Fri, September 1, 2:00 to 3:30pm, Sheraton Boston, 3, Beacon H

Abstract

Literature on the motivation of virtual citizen science volunteers includes reports of volunteers’ interests in the projects they contribute to, indicating that volunteers may come to a project with interest in a discipline (Jackson et al. 2015), and that participating in citizen science may support new interests (Bates Goodale & Lin 2016). These examples fit a well-established distinction between personal and situational interest. Personal interest refers to a “long-term disposition to engage a topic or a domain” (Azevedo 2013: 464); situational interest is triggered by the environment (Hidi & Renninger 2011). Existing studies have yet to focus on personal or situational interest in the setting of virtual citizen science, or how knowledge and expertise related to personal interest may be deployed in these projects.
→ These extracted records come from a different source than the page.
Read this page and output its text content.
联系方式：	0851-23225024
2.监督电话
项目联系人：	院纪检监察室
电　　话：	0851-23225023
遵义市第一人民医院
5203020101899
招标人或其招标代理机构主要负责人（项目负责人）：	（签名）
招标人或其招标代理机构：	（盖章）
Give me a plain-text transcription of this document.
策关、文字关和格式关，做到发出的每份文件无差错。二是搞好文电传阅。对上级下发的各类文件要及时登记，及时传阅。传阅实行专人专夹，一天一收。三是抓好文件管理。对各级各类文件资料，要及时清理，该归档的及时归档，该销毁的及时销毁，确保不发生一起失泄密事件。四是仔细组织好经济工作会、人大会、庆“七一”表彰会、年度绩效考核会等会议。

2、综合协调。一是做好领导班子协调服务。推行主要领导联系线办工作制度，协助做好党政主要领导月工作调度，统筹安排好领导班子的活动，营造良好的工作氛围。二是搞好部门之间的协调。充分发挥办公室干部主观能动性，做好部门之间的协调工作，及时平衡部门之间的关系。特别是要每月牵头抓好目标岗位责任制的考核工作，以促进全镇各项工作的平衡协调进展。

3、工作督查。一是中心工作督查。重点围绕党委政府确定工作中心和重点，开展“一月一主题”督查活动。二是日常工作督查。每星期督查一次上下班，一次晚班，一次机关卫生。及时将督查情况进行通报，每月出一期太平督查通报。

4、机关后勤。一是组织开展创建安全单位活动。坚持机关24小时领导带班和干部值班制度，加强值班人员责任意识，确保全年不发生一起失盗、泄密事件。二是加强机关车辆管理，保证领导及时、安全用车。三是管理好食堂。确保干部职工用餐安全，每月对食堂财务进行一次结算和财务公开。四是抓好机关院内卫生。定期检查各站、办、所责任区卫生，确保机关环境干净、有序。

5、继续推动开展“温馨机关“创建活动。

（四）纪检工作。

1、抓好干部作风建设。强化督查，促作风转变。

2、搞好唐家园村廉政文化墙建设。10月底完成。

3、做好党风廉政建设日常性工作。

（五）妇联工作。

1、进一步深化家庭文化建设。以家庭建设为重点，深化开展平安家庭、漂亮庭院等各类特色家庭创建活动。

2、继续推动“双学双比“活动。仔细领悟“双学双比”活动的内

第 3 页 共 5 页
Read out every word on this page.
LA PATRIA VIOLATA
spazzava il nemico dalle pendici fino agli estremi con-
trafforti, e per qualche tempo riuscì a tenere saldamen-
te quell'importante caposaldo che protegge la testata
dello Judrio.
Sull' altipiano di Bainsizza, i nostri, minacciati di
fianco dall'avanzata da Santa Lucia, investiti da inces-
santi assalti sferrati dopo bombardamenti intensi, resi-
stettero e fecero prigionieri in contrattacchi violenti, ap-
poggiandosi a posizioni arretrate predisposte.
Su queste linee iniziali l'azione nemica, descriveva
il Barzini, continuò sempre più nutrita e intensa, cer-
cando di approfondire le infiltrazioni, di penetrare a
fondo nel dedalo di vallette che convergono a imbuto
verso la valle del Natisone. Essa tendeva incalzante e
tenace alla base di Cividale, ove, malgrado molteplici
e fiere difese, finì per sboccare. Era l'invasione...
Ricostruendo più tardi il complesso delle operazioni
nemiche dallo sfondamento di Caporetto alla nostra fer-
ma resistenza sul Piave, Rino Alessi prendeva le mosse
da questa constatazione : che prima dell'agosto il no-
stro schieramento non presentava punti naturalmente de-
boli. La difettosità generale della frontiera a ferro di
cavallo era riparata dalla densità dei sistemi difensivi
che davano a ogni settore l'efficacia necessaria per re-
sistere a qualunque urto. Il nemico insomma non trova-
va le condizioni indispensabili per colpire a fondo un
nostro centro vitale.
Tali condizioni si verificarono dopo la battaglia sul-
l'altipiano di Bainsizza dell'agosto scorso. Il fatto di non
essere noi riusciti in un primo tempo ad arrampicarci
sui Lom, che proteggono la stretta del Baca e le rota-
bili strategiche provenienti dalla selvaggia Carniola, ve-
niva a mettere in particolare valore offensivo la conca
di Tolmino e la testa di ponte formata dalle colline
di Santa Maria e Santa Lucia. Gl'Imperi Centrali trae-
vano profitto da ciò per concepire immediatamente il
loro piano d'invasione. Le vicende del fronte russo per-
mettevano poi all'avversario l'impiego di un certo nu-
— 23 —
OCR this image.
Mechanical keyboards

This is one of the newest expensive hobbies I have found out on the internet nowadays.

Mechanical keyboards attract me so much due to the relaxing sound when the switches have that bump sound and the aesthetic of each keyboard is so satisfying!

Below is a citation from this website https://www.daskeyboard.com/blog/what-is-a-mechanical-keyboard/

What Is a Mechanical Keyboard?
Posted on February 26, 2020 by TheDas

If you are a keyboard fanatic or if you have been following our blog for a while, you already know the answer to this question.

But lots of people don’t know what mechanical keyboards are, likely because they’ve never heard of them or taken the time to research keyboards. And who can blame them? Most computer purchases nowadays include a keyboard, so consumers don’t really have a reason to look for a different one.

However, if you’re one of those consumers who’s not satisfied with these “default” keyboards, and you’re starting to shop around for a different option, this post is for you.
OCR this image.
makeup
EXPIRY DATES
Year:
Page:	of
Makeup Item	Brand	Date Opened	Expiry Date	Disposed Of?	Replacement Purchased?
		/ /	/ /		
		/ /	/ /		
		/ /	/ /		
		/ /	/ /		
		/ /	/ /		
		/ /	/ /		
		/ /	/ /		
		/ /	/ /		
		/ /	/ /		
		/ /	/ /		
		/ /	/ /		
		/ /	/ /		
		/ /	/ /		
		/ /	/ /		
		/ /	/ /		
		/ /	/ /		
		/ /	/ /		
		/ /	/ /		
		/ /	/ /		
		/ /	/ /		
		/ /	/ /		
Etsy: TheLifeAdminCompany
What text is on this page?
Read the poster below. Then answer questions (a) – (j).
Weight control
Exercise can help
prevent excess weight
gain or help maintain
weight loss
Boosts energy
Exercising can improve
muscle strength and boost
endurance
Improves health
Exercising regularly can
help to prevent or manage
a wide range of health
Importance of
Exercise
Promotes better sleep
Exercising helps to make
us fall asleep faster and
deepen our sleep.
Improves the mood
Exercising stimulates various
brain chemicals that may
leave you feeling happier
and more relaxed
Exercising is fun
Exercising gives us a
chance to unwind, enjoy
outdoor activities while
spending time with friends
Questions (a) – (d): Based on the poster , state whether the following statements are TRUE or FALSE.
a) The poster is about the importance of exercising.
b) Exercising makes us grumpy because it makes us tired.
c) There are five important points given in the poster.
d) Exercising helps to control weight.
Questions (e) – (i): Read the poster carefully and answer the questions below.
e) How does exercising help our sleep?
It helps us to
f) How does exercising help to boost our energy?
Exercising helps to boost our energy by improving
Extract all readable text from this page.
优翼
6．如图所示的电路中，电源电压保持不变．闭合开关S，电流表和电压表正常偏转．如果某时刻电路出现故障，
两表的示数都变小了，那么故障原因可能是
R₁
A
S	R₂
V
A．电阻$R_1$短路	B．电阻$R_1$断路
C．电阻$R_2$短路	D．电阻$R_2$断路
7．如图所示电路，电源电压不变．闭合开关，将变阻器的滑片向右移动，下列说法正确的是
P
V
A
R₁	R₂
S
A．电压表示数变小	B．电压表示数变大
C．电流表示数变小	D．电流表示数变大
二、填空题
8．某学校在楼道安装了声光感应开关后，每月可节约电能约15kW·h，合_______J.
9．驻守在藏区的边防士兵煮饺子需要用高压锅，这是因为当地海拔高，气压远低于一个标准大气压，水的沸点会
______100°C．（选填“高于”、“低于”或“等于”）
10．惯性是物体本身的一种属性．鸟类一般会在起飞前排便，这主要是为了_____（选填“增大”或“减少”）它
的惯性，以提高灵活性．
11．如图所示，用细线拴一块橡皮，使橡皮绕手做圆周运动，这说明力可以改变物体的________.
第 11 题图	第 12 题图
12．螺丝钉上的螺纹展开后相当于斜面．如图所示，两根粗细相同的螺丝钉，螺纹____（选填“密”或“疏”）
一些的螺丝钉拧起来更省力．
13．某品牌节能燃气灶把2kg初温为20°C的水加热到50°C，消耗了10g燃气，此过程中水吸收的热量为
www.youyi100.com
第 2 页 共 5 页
This study uses the pilot of a citizen science online portal to investigate situational and personal interest in virtual citizen science. Following collaboration between a botanical organization and a natural history museum explores the assumption that volunteers from the organization may have an existing personal interest in the museum’s collections, and that the citizen science task may include some element of situational interest. Data collection for the study includes observation of volunteers’ interactions with the portal, log data, and a focus group discussion with volunteers. The study provides an account of volunteer interest in citizen science and contributes to an understanding of the role of local knowledge in citizen science and the way volunteers tailor museum-designed tasks to better meet their personal needs.

References
Azevedo, F. S. 2013. “The Tailored Practice of Hobbies and Its Implication for the Design of Interest-Driven Learning Environments.” Journal of the Learning Sciences 22 (3): 462–510. doi:10.1080/10508406.2012.730082.
Hidi, S., and K. A. Renninger. 2006. “The Four-Phase Model of Interest Development.” Educational Psychologist 41 (2): 111–27. doi:10.1207/s15326985ep4102_4.
Jackson, C., C. Osterlund, G. Mugar, K. DeVries Hassman, and K. Crowston. 2015. “Motivations for Sustained Participation in Crowdsourcing: Case Studies of Citizen Science on the Role of Talk.” In 2015 48th Hawaii International Conference on System Sciences (HICSS), 1624–34. Los Alamitos, CA, USA: IEEE Computer Society. doi:10.1109/HICSS.2015.196.
Bates, J., P. Goodale, and Y. Lin. 2016. “Co-Observing the Weather, Co-Predicting the Climate: Human Factors in Building Infrastructures for Crowdsourced Data.” Science and Technology Studies 29 (3).